Abingdon police open 'calming' pink cell for children

Image source, Thames Valley Police
Image caption,
Supt Katy Barrow-Grint said Cherrington's Cell (named after Ch Insp Dave Cherrington, third from left) would have a 'calming effect'

A police force has painted a cell pink to make it less threatening for any children who have to use it.

The new colour scheme is being trialled by Thames Valley Police at its Abingdon police station.

It is hoped the pastel colours will have a "calming effect" on those held in custody, which will include adults, and children aged from 10.

It follows a recent inspection that said staff should have a clear focus on the needs of children in custody.

Supt Katy Barrow-Grint, the force's head of criminal justice, said: "Being held in custody can be a difficult experience and painting the cell in a more calming colour provides a less threatening environment, which can be especially important for children when they have to be detained.

A positive effect

"We hope that it will make a difference to those that use it."

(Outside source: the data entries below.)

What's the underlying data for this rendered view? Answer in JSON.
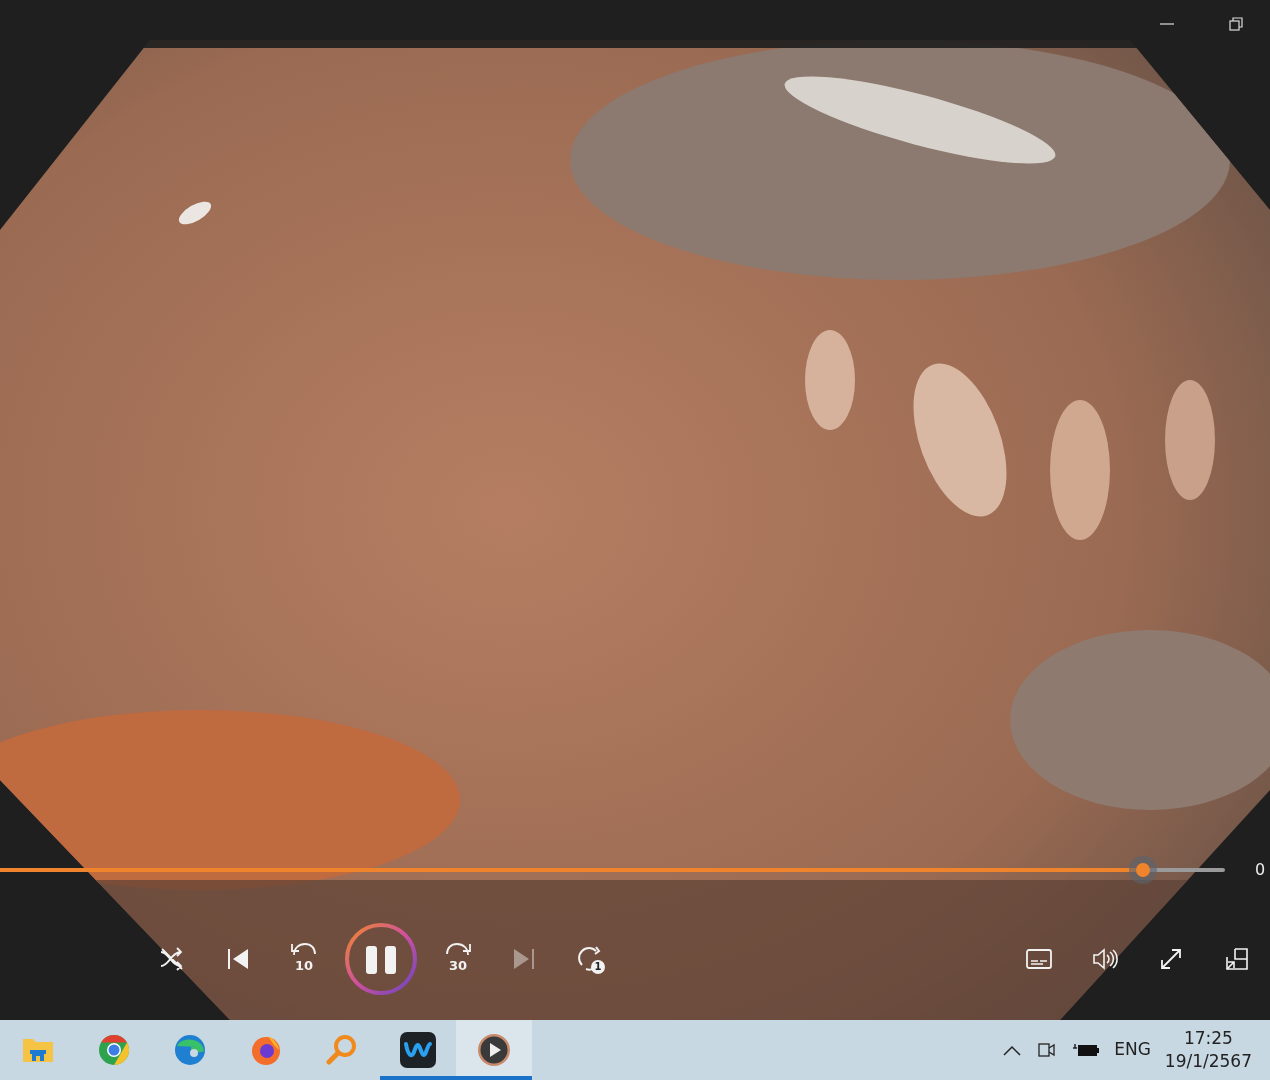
{
  "window": {
    "buttons": [
      {
        "kind": "minimize"
      },
      {
        "kind": "restore"
      }
    ]
  },
  "seek": {
    "level": 0.933,
    "time": "0"
  },
  "controls": [
    {
      "kind": "shuffle",
      "disabled": false
    },
    {
      "kind": "previous",
      "disabled": false
    },
    {
      "kind": "back",
      "label": "10",
      "disabled": false
    },
    {
      "kind": "pause",
      "disabled": false
    },
    {
      "kind": "forward",
      "label": "30",
      "disabled": false
    },
    {
      "kind": "next",
      "disabled": true
    },
    {
      "kind": "repeat",
      "label": "1",
      "disabled": false
    }
  ],
  "right_controls": [
    {
      "kind": "captions"
    },
    {
      "kind": "volume"
    },
    {
      "kind": "fullscreen"
    },
    {
      "kind": "miniplayer"
    }
  ],
  "taskbar": {
    "apps": [
      {
        "kind": "folder",
        "running": false,
        "selected": false
      },
      {
        "kind": "chrome",
        "running": false,
        "selected": false
      },
      {
        "kind": "edge",
        "running": false,
        "selected": false
      },
      {
        "kind": "firefox",
        "running": false,
        "selected": false
      },
      {
        "kind": "magnifier",
        "running": false,
        "selected": false
      },
      {
        "kind": "webex",
        "running": true,
        "selected": false
      },
      {
        "kind": "player",
        "running": true,
        "selected": true
      }
    ],
    "tray": {
      "language": "ENG",
      "time": "17:25",
      "date": "19/1/2567"
    }
  }
}
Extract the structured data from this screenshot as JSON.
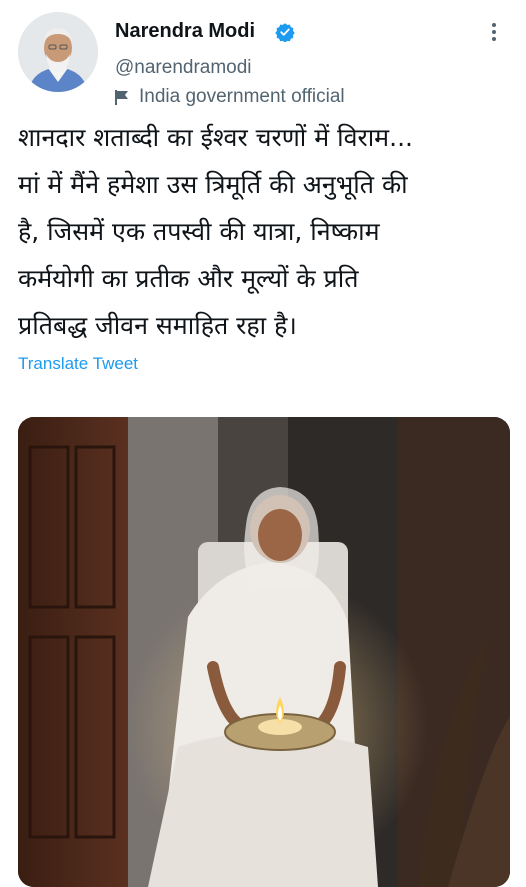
{
  "header": {
    "display_name": "Narendra Modi",
    "handle": "@narendramodi",
    "label": "India government official",
    "verified_icon": "verified-badge-icon",
    "label_icon": "flag-icon",
    "more_icon": "more-options-icon"
  },
  "tweet": {
    "lines": [
      "शानदार शताब्दी का ईश्वर चरणों में विराम...",
      "मां में मैंने हमेशा उस त्रिमूर्ति की अनुभूति की",
      "है, जिसमें एक तपस्वी की यात्रा, निष्काम",
      "कर्मयोगी का प्रतीक और मूल्यों के प्रति",
      "प्रतिबद्ध जीवन समाहित रहा है।"
    ],
    "translate_label": "Translate Tweet"
  },
  "colors": {
    "text": "#0f1419",
    "secondary": "#536471",
    "accent": "#1d9bf0"
  }
}
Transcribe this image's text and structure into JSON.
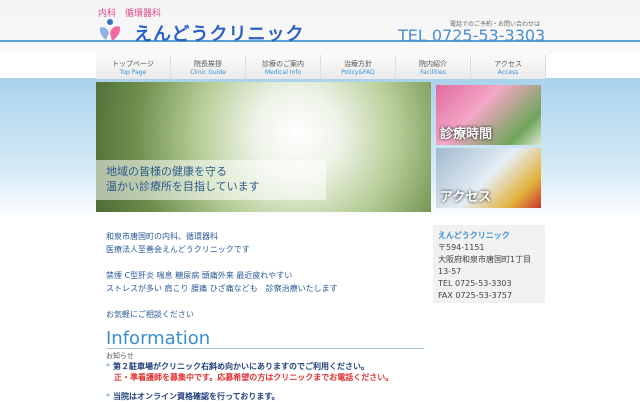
{
  "header": {
    "subtitle": "内科　循環器科",
    "clinic_name": "えんどうクリニック",
    "tel_note": "電話でのご予約・お問い合わせは",
    "tel": "TEL 0725-53-3303"
  },
  "nav": [
    {
      "ja": "トップページ",
      "en": "Top Page"
    },
    {
      "ja": "院長挨拶",
      "en": "Clinic Guide"
    },
    {
      "ja": "診療のご案内",
      "en": "Medical Info"
    },
    {
      "ja": "治療方針",
      "en": "Policy&FAQ"
    },
    {
      "ja": "院内紹介",
      "en": "Facilities"
    },
    {
      "ja": "アクセス",
      "en": "Access"
    }
  ],
  "hero": {
    "line1": "地域の皆様の健康を守る",
    "line2": "温かい診療所を目指しています"
  },
  "banners": {
    "hours": "診療時間",
    "access": "アクセス"
  },
  "intro": [
    "和泉市唐国町の内科、循環器科",
    "医療法人至善会えんどうクリニックです",
    "",
    "禁煙 C型肝炎 喘息 糖尿病 頭痛外来 最近疲れやすい",
    "ストレスが多い 肩こり 腰痛 ひざ痛なども　診察治療いたします",
    "",
    "お気軽にご相談ください"
  ],
  "sidebar": {
    "title": "えんどうクリニック",
    "zip": "〒594-1151",
    "addr1": "大阪府和泉市唐国町1丁目",
    "addr2": "13-57",
    "tel": "TEL 0725-53-3303",
    "fax": "FAX 0725-53-3757"
  },
  "info": {
    "heading": "Information",
    "subheading": "お知らせ",
    "items": [
      {
        "text": "第２駐車場がクリニック右斜め向かいにありますのでご利用ください。",
        "red": "正・準看護師を募集中です。応募希望の方はクリニックまでお電話ください。"
      },
      {
        "text": "当院はオンライン資格確認を行っております。"
      }
    ]
  }
}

The cell has has been named Cherrington's Cell in honour of Ch Insp Dave Cherrington, head of custody for the force. He is retiring after 30 years.

Abingdon police station has 30 cells, which are usually painted white.

More cells could be painted pink if the colour scheme is seen to have a positive effect, a spokeswoman said.

Her Majesty's Inspectorate of Constabulary and Fire & Rescue Services carried out unannounced visits on Thames Valley Police's custody suites in February.